Blind Rage Has Left the Building

If consumers hold a grudge against financial institutions for the Great Recession, think again. Big national banks are winning the word-of-mouth referral race.

Many consumers blamed large institutions for the financial collapse of 2009. Movements were born like Bank Transfer Day to encourage consumers to move their business to smaller, more “customer friendly” banks and credit unions.

That’s water under the bridge for many consumers. In Q2 2013, more active bank shoppers on FindABetterBank selecting a national bank indicated that recommendations from a friend or family member influenced their decision, compared to shoppers that selected a smaller institution.


Read More: Consumers Icy Feelings Toward Bankers Finally Starting to Thaw

This positive vibe is despite the fact that most national banks have abandoned free checking can carry higher fees.

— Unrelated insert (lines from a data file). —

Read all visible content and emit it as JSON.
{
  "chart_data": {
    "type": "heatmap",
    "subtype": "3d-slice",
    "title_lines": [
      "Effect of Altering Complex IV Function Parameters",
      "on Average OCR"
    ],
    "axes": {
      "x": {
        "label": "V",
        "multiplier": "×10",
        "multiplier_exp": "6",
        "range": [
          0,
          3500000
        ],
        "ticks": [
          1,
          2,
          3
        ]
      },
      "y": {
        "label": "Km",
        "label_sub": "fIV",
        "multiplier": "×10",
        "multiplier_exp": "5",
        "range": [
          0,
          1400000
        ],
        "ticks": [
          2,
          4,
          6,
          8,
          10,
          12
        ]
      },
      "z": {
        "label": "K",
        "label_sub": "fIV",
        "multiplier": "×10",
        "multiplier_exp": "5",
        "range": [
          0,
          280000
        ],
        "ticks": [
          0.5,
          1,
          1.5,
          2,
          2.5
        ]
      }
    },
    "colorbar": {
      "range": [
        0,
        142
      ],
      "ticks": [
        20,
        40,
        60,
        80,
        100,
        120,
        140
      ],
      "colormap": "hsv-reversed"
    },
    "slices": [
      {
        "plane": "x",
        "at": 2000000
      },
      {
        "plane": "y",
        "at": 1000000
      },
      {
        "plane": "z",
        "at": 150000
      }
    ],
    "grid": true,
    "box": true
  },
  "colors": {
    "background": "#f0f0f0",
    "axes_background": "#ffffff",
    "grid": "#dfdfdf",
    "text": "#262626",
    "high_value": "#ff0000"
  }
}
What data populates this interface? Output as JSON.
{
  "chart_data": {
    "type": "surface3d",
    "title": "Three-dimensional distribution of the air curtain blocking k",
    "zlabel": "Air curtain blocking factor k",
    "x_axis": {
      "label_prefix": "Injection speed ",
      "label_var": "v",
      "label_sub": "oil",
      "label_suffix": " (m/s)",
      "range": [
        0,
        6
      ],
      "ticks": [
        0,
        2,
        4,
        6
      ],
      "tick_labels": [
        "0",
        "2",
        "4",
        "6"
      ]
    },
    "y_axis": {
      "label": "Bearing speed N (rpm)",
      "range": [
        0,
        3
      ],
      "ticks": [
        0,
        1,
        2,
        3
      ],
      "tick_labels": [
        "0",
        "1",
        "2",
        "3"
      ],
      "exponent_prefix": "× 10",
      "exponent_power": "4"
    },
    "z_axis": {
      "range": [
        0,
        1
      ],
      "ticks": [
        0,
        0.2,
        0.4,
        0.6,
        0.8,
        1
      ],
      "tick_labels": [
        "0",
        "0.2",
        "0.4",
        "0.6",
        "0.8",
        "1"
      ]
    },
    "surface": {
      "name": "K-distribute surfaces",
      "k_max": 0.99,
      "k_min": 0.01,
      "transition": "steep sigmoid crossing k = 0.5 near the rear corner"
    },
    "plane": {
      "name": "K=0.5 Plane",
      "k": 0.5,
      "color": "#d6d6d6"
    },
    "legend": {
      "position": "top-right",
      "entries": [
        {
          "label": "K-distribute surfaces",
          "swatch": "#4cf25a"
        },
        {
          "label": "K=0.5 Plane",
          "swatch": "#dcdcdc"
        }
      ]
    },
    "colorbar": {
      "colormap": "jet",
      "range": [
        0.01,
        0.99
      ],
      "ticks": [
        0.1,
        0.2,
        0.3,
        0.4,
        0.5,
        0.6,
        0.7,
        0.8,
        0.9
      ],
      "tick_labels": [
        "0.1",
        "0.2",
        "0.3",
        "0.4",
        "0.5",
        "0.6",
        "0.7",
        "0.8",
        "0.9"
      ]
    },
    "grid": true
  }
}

For example, today, the average NSF from national banks is $2.10 higher than the average NSF from community banks and credit unions.

In a recent survey of active bank shoppers on FindABetterBank, the percentage of shoppers who are switching banks due to high fees has declined by 1/3 in the last 12-months alone. And shoppers on FindABetterBank indicating convenience of branch and ATM locations are important select a national bank 62% of the time.

Reality Check: Many consumers are more interested in the convenience provided by national institutions, even if they must pay extra for it — despite whatever flaws, faults and hard-feelings consumers may attribute to banks.

How can small institutions retake the momentum? It’s critical to hyper-focus on convenience features like surcharge-free ATM access, mobile banking and shared branches in the case of credit unions. Forget about toppling the big banks; focus on beating regional institutions — the $10B to $20B asset-sized banks — because they aren’t as agile as smaller institutions and don’t have the technology resources of the larger institutions. Many of these regional players have been slow to roll-out new services like mobile check deposit and don’t offer surcharge-free ATM access.